Следующий трек, One, – формально «тихая» (во всяком случае, поначалу) песня. На нее группа сняла свой первый видеоклип, потратив крупный бюджет. В клипе используются кадры из антивоенного фильма 1971 года «Джонни взял ружье». Режиссером клипа выступил Майкл Саломон. История жертвы Первой мировой войны, молодого парня, который возвращается домой, будучи не в состоянии ни говорить, ни двигаться. В музыкальном плане напоминает Fade To Black и Welcome Home (Sanitarium) с двух предыдущих альбомов.
Песню The Shortest Straw с первого раза понять сложно. Но с годами она, что называется, «хорошо сохранилась», с чем согласен и Ларс. Первый сингл с альбома, Harvester of Sorrow, – жуткий душераздирающий рассказ об отце-тиране, который, лишившись рассудка, избивает жену и детей. Странный выбор для сингла, учитывая темп песни. У фэнов появилась возможность услышать его перед выходом альбома – ребята много раз исполняли его в туре «Монстры рока» – и на концертах он всегда был одним из фаворитов. Frayed Ends of Sanity, как и The Shortest Straw, со временем стал только лучше.

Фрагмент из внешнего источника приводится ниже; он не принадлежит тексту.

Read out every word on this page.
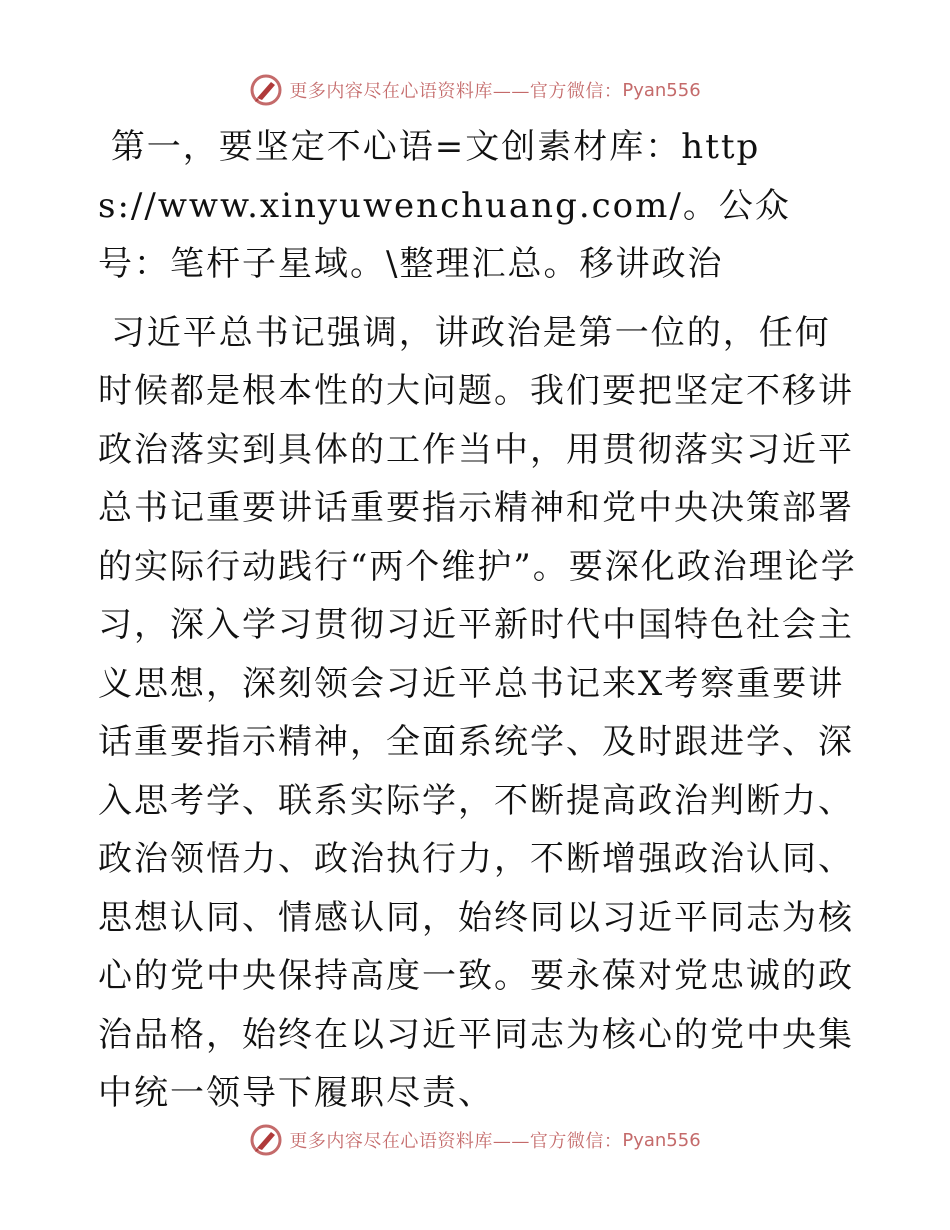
更多内容尽在心语资料库——官方微信： Pyan556

第一，要坚定不心语=文创素材库：https://www.xinyuwenchuang.com/。公众号：笔杆子星域。\整理汇总。移讲政治

习近平总书记强调，讲政治是第一位的，任何时候都是根本性的大问题。我们要把坚定不移讲政治落实到具体的工作当中，用贯彻落实习近平总书记重要讲话重要指示精神和党中央决策部署的实际行动践行“两个维护”。要深化政治理论学习，深入学习贯彻习近平新时代中国特色社会主义思想，深刻领会习近平总书记来X考察重要讲话重要指示精神，全面系统学、及时跟进学、深入思考学、联系实际学，不断提高政治判断力、政治领悟力、政治执行力，不断增强政治认同、思想认同、情感认同，始终同以习近平同志为核心的党中央保持高度一致。要永葆对党忠诚的政治品格，始终在以习近平同志为核心的党中央集中统一领导下履职尽责、

更多内容尽在心语资料库——官方微信： Pyan556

По традиции на альбоме есть один инструментальный трек (если не считать несколько строчек, где говорит Хэтфилд). Это то, что осталось от написанного Клиффом Бёртоном риффа. Композиция пророчески названа To Live is To Die («Жить – значит умирать»). Ритмичное акустическое вступление постепенно перерастает в «рваный» рифф.
Финальный трек – настоящая жемчужина, передающая поток разочарований, льющихся из уст Хэтфилда, – о родителях. Названный Dyers Eve («На смертном одре»), это один из самых очевидных лиричных выпадов в адрес его воспитания. Многие считают, что именно этот трек наглядно демонстрирует всю боль и детскую обиду Хэтфилда. Похоже, для него это был своего рода катарсис, потому что он больше никогда не заходил в своих текстах так далеко.